The impossible vector space model: Another popular concept covered in the article is the vector space model or bag-of-words model. In this model, strings are characterized by contained substrings (e.g. words or n-grams) and mapped to a high-dimensional vector space, where each dimension reflects the frequency of a particular substring. This mapping allows for applying the full machinery of mathematics to string data. Surprisingly, the security community has often refrained from using this model. Even worse, a misconception is spread that the curse of dimensionality generally impedes analysis of such high-dimensional vectors. This is nonsense and analysing data with millions of dimensions has become everday business in many areas of research. For example, my tool Sally can be applied out-of-the-box for comparing strings using the vector space model, see the examples.

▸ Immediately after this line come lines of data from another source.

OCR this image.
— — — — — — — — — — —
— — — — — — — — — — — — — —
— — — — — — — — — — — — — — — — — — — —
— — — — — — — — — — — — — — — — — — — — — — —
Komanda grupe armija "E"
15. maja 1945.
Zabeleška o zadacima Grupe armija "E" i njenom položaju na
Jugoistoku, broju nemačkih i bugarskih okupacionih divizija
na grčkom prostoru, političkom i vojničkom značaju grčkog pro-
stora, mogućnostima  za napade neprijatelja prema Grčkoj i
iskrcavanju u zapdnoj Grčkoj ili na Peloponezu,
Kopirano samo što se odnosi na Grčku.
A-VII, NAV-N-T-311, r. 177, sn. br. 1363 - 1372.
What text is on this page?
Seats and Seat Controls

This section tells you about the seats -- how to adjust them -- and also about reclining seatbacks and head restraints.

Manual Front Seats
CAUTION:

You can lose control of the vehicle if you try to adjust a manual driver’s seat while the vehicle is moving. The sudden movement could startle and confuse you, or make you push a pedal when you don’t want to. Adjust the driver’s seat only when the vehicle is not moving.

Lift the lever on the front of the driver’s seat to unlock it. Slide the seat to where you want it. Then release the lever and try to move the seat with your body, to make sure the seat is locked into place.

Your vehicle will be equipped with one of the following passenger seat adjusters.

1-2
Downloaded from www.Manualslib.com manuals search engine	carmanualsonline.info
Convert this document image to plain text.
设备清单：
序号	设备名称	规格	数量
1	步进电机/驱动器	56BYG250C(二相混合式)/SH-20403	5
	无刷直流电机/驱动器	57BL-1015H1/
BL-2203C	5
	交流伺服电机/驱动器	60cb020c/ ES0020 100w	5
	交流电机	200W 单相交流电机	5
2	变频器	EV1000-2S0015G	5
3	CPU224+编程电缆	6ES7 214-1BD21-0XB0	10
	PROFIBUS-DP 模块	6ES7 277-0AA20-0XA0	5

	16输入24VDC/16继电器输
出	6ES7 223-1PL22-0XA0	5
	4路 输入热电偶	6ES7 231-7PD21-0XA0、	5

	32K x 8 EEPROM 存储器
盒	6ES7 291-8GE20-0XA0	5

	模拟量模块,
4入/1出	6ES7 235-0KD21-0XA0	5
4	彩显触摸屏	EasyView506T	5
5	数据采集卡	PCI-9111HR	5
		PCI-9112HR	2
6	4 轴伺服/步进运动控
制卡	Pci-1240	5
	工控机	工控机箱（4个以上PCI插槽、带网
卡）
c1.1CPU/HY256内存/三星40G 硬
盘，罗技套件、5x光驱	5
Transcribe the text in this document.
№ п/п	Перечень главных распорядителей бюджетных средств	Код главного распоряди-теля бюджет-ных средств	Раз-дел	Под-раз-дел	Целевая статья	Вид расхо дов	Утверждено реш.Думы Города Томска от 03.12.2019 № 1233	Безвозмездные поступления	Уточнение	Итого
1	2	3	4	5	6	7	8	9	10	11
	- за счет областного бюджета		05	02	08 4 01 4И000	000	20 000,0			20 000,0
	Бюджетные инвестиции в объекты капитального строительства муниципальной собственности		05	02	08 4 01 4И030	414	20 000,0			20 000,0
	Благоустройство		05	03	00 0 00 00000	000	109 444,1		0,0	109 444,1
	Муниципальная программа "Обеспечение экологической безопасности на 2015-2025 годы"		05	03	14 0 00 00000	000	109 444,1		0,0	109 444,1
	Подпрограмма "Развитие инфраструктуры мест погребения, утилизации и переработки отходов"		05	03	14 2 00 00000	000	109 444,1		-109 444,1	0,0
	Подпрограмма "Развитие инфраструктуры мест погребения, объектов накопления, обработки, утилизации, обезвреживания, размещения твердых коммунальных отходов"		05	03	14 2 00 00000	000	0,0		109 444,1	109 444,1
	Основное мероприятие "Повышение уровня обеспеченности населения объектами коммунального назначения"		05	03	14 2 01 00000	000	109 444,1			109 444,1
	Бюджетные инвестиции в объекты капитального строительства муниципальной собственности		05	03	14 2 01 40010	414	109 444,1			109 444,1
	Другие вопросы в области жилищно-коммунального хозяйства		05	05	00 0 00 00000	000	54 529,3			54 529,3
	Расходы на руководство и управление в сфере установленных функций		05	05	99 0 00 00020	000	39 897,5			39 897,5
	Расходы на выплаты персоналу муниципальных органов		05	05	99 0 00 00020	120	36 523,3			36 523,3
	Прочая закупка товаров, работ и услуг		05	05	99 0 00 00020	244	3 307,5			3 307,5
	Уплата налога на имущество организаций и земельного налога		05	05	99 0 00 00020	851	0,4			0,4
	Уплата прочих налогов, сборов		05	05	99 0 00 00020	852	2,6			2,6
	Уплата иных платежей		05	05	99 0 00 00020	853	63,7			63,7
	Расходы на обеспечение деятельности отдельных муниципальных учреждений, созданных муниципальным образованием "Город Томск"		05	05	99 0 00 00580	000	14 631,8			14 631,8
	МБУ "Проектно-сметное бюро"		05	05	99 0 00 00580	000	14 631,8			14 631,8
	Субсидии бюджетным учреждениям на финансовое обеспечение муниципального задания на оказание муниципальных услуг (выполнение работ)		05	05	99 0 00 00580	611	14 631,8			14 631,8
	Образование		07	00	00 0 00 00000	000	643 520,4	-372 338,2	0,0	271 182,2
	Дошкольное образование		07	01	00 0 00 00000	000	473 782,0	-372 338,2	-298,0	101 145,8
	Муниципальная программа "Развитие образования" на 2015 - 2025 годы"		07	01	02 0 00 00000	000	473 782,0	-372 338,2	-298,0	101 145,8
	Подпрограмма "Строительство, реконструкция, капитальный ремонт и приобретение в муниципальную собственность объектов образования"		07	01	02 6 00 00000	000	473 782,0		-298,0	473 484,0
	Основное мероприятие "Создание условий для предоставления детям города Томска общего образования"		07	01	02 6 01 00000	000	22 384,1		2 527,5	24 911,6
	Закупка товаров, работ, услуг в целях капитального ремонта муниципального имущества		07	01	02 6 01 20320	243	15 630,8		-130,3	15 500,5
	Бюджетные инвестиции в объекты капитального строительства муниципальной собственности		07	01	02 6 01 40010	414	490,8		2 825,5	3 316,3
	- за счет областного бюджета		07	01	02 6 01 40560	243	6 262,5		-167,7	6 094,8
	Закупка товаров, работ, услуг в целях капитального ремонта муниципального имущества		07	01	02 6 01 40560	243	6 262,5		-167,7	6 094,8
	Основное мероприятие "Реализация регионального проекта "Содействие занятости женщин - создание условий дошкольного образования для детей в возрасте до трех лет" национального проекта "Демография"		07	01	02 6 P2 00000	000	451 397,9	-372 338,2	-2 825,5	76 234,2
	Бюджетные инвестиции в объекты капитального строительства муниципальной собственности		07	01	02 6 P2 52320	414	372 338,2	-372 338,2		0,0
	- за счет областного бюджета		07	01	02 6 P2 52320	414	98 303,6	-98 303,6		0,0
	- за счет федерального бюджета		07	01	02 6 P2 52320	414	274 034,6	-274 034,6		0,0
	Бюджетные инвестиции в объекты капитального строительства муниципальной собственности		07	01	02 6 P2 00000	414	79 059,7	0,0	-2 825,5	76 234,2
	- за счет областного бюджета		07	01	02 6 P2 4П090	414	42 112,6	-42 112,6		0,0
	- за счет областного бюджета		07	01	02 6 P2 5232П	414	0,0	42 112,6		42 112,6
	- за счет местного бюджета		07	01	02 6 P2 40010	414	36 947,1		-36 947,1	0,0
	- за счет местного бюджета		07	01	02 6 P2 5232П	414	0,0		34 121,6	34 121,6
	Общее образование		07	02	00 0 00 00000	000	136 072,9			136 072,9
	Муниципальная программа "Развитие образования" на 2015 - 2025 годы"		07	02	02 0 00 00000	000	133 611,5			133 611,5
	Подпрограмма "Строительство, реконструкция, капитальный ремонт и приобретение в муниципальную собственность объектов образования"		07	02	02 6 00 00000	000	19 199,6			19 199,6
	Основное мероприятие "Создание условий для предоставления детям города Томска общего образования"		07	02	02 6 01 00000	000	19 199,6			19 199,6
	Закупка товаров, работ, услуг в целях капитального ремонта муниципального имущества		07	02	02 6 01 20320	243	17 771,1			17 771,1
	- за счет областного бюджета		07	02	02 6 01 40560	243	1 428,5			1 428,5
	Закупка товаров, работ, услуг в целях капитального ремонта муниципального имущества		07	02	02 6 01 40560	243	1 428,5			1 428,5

In conclusion, the wealth of information that can be stored in strings is reflected in the myriad of ways to compare them. There is no silver bullet and often you simply need to pick the method that works best in the application at hand. While the edit distance is a great tool, it may suffer from excessive run-time. The vector space model is efficient and easy to use (and there is nothing wrong with using millions of dimensions). However, the model is not constructive and there is no trivial way to retrieve a "diff" from this representation. Finally, if you are looking for more advanced ways to torture string data, I recommend an article by Sören Sonnenburg on string kernels.